The Israeli media has been making great play of the comparisons between Mr Yehuda Gil, the Mossad agent who has confessed to fabricating information that last year brought Israel and Syria to the brink of war, and Harry Pendel, novelist John Le Carre's Tailor of Panama. Pendel makes a lucrative career in spying and wreaks international havoc by manufacturing intelligence secrets purportedly gleaned from his clients.
But the comparison is mistaken, and Mr Gil's intelligence fabrications the more astounding. For while the fictional Mr Pendel was an outside informant, a paid source, Mr Gil was, for more than 20 years, a Mossad insider, a veteran, highly-regarded operative, tasked with recruiting informants and channelling their information to the highest echelons of his intelligence service and thence to the Israeli government itself.
Mr Gil (63) has been held in jail for more than a month, and charged with fraud, embezzlement and passing information with intent to damage national security.
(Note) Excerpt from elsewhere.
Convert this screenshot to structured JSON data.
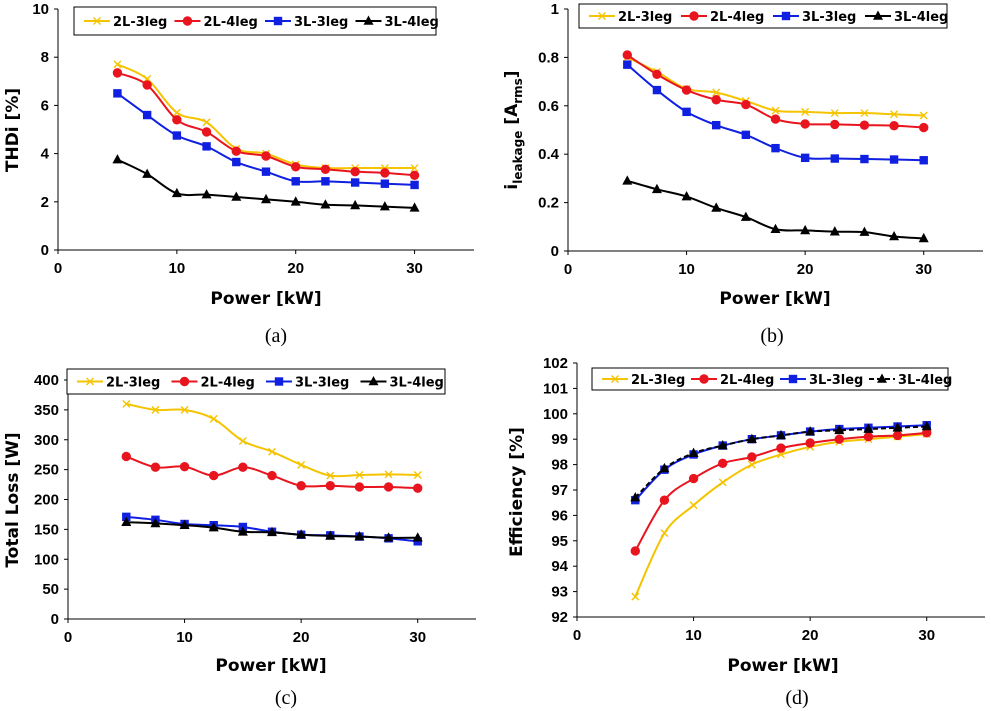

His trial is set to open late next week.
In remarks published by an Israeli newspaper yesterday, he said he couldn't really explain why he'd manufactured misinformation and passed it to his superiors for years. He insisted that he hadn't done it for the money, although police found $35,000 of Mossad funds in his home safe - cash that should have gone to one of his informants - and there are reports of $150,000 more gone missing.
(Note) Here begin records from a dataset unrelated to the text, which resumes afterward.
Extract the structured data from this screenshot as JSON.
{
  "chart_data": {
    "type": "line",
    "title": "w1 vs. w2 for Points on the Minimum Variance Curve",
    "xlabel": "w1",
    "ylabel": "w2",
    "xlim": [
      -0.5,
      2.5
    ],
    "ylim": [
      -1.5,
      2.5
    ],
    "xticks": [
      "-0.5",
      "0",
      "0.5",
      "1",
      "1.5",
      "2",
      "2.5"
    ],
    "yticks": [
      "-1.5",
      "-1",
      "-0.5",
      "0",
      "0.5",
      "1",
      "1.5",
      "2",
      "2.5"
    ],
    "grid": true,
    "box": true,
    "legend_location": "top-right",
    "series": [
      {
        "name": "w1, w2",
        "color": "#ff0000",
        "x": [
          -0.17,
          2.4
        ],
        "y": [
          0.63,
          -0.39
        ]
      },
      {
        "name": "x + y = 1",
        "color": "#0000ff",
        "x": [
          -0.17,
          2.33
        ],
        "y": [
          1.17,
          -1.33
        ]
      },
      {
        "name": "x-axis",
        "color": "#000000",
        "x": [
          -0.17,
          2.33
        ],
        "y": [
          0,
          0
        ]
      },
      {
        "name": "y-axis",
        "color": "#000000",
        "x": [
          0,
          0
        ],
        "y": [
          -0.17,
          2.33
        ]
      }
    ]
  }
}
He asserted that he wasn't politically motivated, although this is undermined by his intermittent membership of the far-right political party Moledet, and by the fact that his false material almost started an Israeli-Syrian war last autumn and served for years to undermine Syrian President Assad's claim to have made a "strategic choice" for peace with Israel.
"The only explanation I can give, looking back," he went on, "is the personal crisis caused by my retirement . . . the need to continue to prove myself, that I was still strong, and that they still needed me."
The multilingual, Libyan-born Mr Gil, a father of three, was recruited to the Mossad in the mid-1970s. He was renowned for his ability to recruit and prise information from his sources.
One of his key informants was a man named Jadid, a "ministerial-level official with the Syrian military", according to Mr Victor Ostrovsky, a former Mossad agent who wrote a book, By Way of De- ception, about the service. Mr Gil recruited Jadid through his brother, Magid, in Copenhagen, and paid them tens of thousands of dollars each month for information.
Mr Gil retired from the service in 1989, but he had jealously guarded his Syrian source, and he was recalled as a consultant after his retirement to reactivate the relationship. It seems, however, that the Syrian source was no longer in a position of influence. So Mr Gil, whose Mossad work had included giving lectures to new recruits on "Lying as an Art", made up his own material instead.
Some intelligence officials apparently harboured suspicions about the integrity of Mr Gil's informant, but it was only about a year ago that questions were asked about Mr Gil himself and his deception finally exposed.
In his published remarks yesterday, Mr Gil said he knew his reports wouldn't do much harm "because the system never relies on one source only". But it is impossible to assess whether his false information on Syria has affected Israeli government attitudes to peacemaking with Damascus over the years.